One of the most brilliant American authors in recent years was David Foster Wallace. My personal favorite is his nonfiction Everything and More about the mathematical history and philosophy of infinity. He took his own life in 2008, and this spring a graduation speech of his was issued posthumously, titled This is Water: Some thoughts, delivered on a significant occasion, about living a compassioante life.
To an astute reader, the book is a modern rewriting of the book of Ecclesiastes. Midway through, Foster Wallace writes, "In the day-to-day trenches of adult life, there is actually no such thing as atheism. There is no such thing as not worshipping. Everybody worship. The only choice we get is what to worship." He goes on to examine the various idols of modern life: money, the human body, power, and intellect. He concludes about each that they are inadequate for worship, like Ecclesiastes chasing the wind.
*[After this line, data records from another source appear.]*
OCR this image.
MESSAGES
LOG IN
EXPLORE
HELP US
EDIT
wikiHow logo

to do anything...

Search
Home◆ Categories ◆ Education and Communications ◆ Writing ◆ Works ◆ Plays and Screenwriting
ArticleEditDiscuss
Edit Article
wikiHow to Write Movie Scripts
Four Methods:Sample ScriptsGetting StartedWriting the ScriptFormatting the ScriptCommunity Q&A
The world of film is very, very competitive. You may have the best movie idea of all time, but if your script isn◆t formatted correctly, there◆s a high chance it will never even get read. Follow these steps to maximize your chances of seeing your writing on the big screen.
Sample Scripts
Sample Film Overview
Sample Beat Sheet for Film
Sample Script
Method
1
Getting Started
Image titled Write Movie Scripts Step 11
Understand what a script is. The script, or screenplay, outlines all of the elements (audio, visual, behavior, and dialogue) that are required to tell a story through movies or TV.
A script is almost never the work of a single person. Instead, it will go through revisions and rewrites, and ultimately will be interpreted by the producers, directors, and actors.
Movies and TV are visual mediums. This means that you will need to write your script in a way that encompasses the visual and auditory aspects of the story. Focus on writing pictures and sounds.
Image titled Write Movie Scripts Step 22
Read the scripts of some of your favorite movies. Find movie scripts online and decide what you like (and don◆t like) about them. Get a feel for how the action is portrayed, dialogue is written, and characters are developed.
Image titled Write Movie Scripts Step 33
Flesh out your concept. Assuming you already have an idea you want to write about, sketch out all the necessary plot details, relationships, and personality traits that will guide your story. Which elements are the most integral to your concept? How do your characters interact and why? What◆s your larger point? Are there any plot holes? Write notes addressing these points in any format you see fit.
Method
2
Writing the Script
The conclusion goes further, however, by positing that the main reason these worships are poor choices is that they are default settings. He argues that people mindlessly make the big decisions of life to focus on the minute freedoms of daily life. He writes, "The really important kind of freedom involves attention, and awareness, and discipline, and effort..."
The real freedom of church and worship and music is to focus our attention, to sing and pray and meditate mindfully. Like the title metaphor, those of us who attend church regularly can be surrounded by hymns and liturgy and miss their vitality and meaning without careful, thoughtful attention.
Incidentally, since the book is a graduation speech, it can be read in less than 30 minutes. Pick it up from the library, if you're interested.